"Możesz mi to wysłać?"

Translation:Can you send me this?

February 25, 2016

18 Comments


https://www.duolingo.com/amuszy8622

I think that the translation should be: Can you send this for me? not to me...........

February 25, 2016

https://www.duolingo.com/Vengir

Actually, the sentence is a little ambiguous. It can mean what immery wrote, but also that one person asks another to send something elsewhere (and it's assumed that that other person somehow already knows where it should go).

February 25, 2016

https://www.duolingo.com/Emwue

Yeah, I would actually default to this meaning - if I would ask someone to send something to me, I would use "Możesz mi to przesłać?" instead.

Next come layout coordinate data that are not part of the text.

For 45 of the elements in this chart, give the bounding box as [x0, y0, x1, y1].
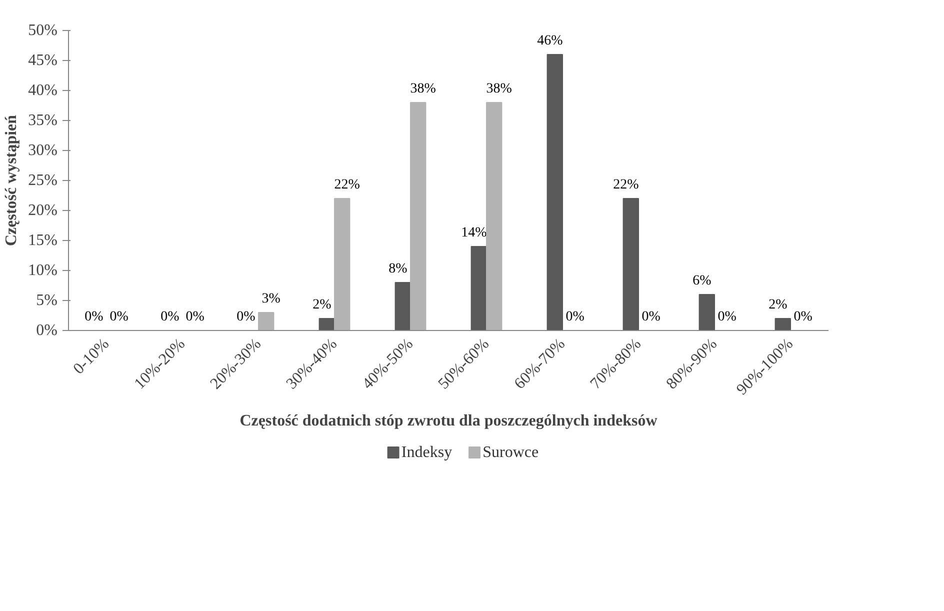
data-label: 14%	[461, 226, 488, 240]
data-label: 22%	[334, 178, 360, 192]
data-label: 0%	[110, 310, 129, 324]
y-tick-label: 45%	[28, 52, 58, 69]
data-label: 0%	[160, 310, 180, 324]
data-label: 6%	[692, 274, 712, 288]
data-label: 8%	[388, 262, 408, 276]
y-tick-label: 40%	[28, 82, 58, 99]
y-tick-label: 35%	[28, 112, 58, 129]
data-label: 2%	[768, 298, 788, 312]
data-label: 2%	[312, 298, 332, 312]
y-tick-label: 20%	[28, 202, 58, 219]
bar	[622, 198, 639, 330]
data-label: 0%	[794, 310, 813, 324]
data-label: 0%	[186, 310, 205, 324]
data-label: 0%	[566, 310, 585, 324]
bar	[698, 294, 715, 330]
data-label: 0%	[642, 310, 661, 324]
data-label: 0%	[84, 310, 104, 324]
legend-label: Indeksy	[401, 444, 452, 461]
bar	[258, 312, 274, 330]
y-tick-label: 25%	[28, 172, 58, 189]
bar	[486, 102, 502, 330]
bar	[334, 198, 350, 330]
y-tick-label: 0%	[36, 322, 58, 339]
data-label: 3%	[262, 292, 281, 306]
bar	[410, 102, 426, 330]
bar	[470, 246, 487, 330]
y-tick-label: 15%	[28, 232, 58, 249]
y-tick-label: 50%	[28, 22, 58, 39]
y-axis-title: Częstość wystąpień	[3, 114, 20, 246]
data-label: 38%	[410, 82, 436, 96]
y-tick-label: 5%	[36, 292, 58, 309]
bar	[394, 282, 411, 330]
data-label: 0%	[718, 310, 737, 324]
y-tick-label: 10%	[28, 262, 58, 279]
x-axis-title: Częstość dodatnich stóp zwrotu dla poszczególnych indeksów	[240, 412, 658, 430]
data-label: 0%	[236, 310, 256, 324]
legend-label: Surowce	[482, 444, 539, 461]
bar	[774, 318, 791, 330]
data-label: 22%	[613, 178, 640, 192]
y-tick-label: 30%	[28, 142, 58, 159]
data-label: 38%	[486, 82, 512, 96]
data-label: 46%	[537, 34, 564, 48]
bar	[546, 54, 563, 330]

(and no, I have no idea why, but that is what I would use ;-) )

February 26, 2016

https://www.duolingo.com/immery

while I am not certain about English preposition, the sentence in Polish means that the person who is asked will send something and a person speaking will receive it.

February 25, 2016

https://www.duolingo.com/va-diim

Shouldn't "...send this for me" be "...to wysłać dla mnie" or something to that effect?

Also wysłać would probably mean "Can you send this out to me?"

October 26, 2016

https://www.duolingo.com/Vengir

„Dla mnie” can work, but above is good, too. Usually it will be clear in context.

„Wysłać” is what one might call a generic perfective aspect of „słać”. You can also have other perfective verbs created from „słać”. If by "sent out" you mean sending massively to many recipients, then „rozesłać” is the word.

October 27, 2016

https://www.duolingo.com/va-diim

No, I was using Russian as a guide. We have both wyslat' and razoslat' in Russian. Poslat' is the perfective "to send." Wyslat' is to send something off to somewhere. Razoslat' is the same meaning as Polish rozeslać.

October 27, 2016

https://www.duolingo.com/Vengir

In case of messages, in Polish „posłać” and „wysłać” are synonyms. There are specific situations where they are really distinct:

If you send a signal, radio for example, you do it with „wysłać”.

If you "send" something by shooting/throwing/kicking (like an arrow to the target) you use „posłać”.

October 27, 2016

https://www.duolingo.com/va-diim

The similarities are interesting. Poslat' means to send something, in the perfective aspect, but not necessarily with any urgency. Wyslat' means to send out from somewhere, to "get it out of here/there," implying a sense of urgency at least in the item's leaving the place of origin if not in its arrival at the destination.

October 27, 2016

https://www.duolingo.com/george674494

the message tells me I am writing in english. Unfortunately I don't have the Polish alphabet on my ipad , but for some stupid reason when I use my laptop the extra Polish letters appear on the screen when doing an exercise. Means I have to get out of my bed and walk downstairs .Duolingo will have to wait

January 16, 2018

https://www.duolingo.com/Vengir

An even better idea is to download a Polish keyboard for your iPad.

I don't have any idea how it works on iOS specifically, but on Android you can find such option somewhere in the system settings or keyboard app settings. Then you are able to switch between the two.

In order to type a Polish letter, you hold your finger on the base letter. The tiny window will then pop up, giving you a choice of special letters.

January 16, 2018

https://www.duolingo.com/BaltoSlavic

Mi or mnie when do i use one instead of the other

January 25, 2018

https://www.duolingo.com/Jellei

"mnie" is the emphasized form, so for example "Wyślij to mnie, a nie jemu!"

"mi" is the neutral and common one.

"Mnie" should be at the beginning of the sentence, but people often make mistakes here. Ha, even I do that personally...

January 26, 2018

https://www.duolingo.com/Walkinthedog

This sentence ends with wysla, the c is silent, clipped

March 18, 2019

https://www.duolingo.com/alik1989

I can hear it clearly

March 18, 2019

https://www.duolingo.com/va-diim

I hear the Ć just fine

March 18, 2019

https://www.duolingo.com/JPHQRO

There was a Polish to English version of this exercise that didn't allow me to comment. I got it wrong for using "to mi". I'm wondering if there's a specific rule relating to that word order. Direct objects before indirect objects, maybe?

April 7, 2019

https://www.duolingo.com/Jellei

"mi to" sounds better to me, but I also wouldn't bat an eye if I heard "to mi", sounds perfectly fine. But both versions are already accepted. Perhaps you had a typo somewhere and the algorithm corrected you to the main answer, which has "mi to".